I expect this proposal will ruffle some feathers in with folks, and I hope I can spark a lively discussion by prosing it. I am not 100% sold on it, but after careful consideration, I think it would be a monumental step forward for ADAPT and FIS systems to share data.

knelson-farmbeltnorth commented 2 years ago

Thanks @zwing99 for writing up the proposal. As we've discussed, I think it has lots of merits. Adding some notes for discussion in no particular order.

-Foremost, it removes a lot of potential for variation in data modeling. One of the largest challenges with ADAPT today (following from ISOXML) is that it provides the data provider multiple ways to model the data in the interest of staying true to the source. The net effect is that the burden of transforming the data falls on the data consumer, who still needs to anticipate and handle all the variations, often with conditional logic based on data provider. There is much less burden all around if it is the data provider who makes transformation decisions with their own data.

-Removing much of the implement modeling from ADAPT removes ambiguity about the use and purpose of ADAPT vs. ISO11783-10. We've always stated that ADAPT is an FMIS-centric model vs.
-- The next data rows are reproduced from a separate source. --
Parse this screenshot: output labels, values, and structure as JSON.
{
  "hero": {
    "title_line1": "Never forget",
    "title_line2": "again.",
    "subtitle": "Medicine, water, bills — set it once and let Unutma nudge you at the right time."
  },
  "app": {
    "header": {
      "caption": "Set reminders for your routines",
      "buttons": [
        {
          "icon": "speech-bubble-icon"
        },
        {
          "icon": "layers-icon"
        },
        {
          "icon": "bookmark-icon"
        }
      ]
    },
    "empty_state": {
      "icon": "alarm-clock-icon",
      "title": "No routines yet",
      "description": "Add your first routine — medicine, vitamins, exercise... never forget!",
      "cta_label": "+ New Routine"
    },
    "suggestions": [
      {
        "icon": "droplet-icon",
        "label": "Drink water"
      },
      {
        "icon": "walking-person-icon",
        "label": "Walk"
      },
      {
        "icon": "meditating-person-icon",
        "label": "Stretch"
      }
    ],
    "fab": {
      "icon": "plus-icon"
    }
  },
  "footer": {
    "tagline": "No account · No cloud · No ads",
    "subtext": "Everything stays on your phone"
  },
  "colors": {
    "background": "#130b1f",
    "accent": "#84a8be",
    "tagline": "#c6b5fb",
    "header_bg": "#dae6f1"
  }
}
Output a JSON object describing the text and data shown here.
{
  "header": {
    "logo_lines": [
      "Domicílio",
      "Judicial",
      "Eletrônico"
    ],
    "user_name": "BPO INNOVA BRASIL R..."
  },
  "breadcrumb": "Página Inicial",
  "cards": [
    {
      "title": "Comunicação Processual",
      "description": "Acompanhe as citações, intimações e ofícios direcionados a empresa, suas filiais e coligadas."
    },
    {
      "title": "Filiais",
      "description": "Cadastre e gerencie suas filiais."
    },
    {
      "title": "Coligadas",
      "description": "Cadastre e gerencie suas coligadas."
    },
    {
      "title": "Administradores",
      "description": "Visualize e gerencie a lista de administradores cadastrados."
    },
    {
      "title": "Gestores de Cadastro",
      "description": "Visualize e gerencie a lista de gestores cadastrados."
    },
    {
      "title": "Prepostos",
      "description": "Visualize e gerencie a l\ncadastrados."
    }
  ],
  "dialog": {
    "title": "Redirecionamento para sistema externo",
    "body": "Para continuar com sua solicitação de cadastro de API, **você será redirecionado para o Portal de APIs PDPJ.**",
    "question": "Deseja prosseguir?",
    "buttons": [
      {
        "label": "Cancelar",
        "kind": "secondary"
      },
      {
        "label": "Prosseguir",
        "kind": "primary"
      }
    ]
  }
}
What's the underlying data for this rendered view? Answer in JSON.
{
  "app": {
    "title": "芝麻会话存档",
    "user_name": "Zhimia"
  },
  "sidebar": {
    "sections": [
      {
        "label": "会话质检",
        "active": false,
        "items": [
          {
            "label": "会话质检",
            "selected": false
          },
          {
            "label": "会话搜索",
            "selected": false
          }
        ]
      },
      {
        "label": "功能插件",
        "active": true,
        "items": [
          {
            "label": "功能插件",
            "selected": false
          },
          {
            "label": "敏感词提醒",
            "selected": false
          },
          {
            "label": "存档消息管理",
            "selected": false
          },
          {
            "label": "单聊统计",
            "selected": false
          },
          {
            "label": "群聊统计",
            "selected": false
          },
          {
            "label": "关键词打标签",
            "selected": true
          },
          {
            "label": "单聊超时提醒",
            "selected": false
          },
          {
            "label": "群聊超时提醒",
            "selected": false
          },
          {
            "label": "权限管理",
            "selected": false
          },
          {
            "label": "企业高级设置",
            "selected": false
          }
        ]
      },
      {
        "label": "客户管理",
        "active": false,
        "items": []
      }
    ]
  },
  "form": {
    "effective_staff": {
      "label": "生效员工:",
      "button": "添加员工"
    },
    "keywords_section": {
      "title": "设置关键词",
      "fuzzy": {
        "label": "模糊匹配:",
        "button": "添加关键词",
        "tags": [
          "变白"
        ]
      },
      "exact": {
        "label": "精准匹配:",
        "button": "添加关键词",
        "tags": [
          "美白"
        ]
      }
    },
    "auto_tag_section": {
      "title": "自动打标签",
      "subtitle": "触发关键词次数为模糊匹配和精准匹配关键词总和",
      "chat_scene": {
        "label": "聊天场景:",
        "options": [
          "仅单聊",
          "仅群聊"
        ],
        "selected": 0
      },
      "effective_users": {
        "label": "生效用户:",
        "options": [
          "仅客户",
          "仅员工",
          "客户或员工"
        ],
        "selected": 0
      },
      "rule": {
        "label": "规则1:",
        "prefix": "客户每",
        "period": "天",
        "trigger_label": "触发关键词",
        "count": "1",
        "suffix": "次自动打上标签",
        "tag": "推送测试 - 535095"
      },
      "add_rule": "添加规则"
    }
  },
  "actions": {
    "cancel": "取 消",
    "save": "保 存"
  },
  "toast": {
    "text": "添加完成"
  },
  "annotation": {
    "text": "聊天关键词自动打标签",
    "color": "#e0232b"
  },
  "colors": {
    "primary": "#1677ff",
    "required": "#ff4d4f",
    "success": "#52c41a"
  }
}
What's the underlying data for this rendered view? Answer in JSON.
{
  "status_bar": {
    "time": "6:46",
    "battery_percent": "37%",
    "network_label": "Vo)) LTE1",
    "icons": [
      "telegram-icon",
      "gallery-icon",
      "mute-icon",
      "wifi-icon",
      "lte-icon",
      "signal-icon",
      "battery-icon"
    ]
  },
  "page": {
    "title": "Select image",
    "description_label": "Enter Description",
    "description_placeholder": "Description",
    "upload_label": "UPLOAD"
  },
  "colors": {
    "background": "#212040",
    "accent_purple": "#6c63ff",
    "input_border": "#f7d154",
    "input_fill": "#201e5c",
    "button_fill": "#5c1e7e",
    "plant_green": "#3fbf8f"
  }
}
ISO11783 as a machine-centric model, but we've maintained a lot of the machine modeling due to the state of machine data in the early days of ADAPT.

-As we were spinning up this standardization effort, I recall making the point that ADAPT in its current form risked obsolescence from the processed formats that OEMs were beginning to serve from their cloud APIs. One key goal of the serialization effort was to be to try to head off a dozen different formats of processed data. While my initial thinking was that we would allow modeling processed polygons by simply stubbing out a machine and providing a polygon instead of a point (SpatialRecord has a polymorphic Geometry property), removing the variability makes things cleaner.

-The impact to storage size here is significant. This is probably the biggest challenge in making this change. Ever-increasing file size, after all, is one of problems we were trying to solve.

zwing99 commented 2 years ago

GREAT summary @knelson-farmbeltnorth of concerns with this proposal! One thing to consider on the last concern of space is that we have options to "compact" the data for transfer. They WILL NEVER be as ideal as the current ISO and ADAPT model but I think they can fill the gap enough to gain the benefits that this proposal receives. I have no hard evidence for this statement but should be testable.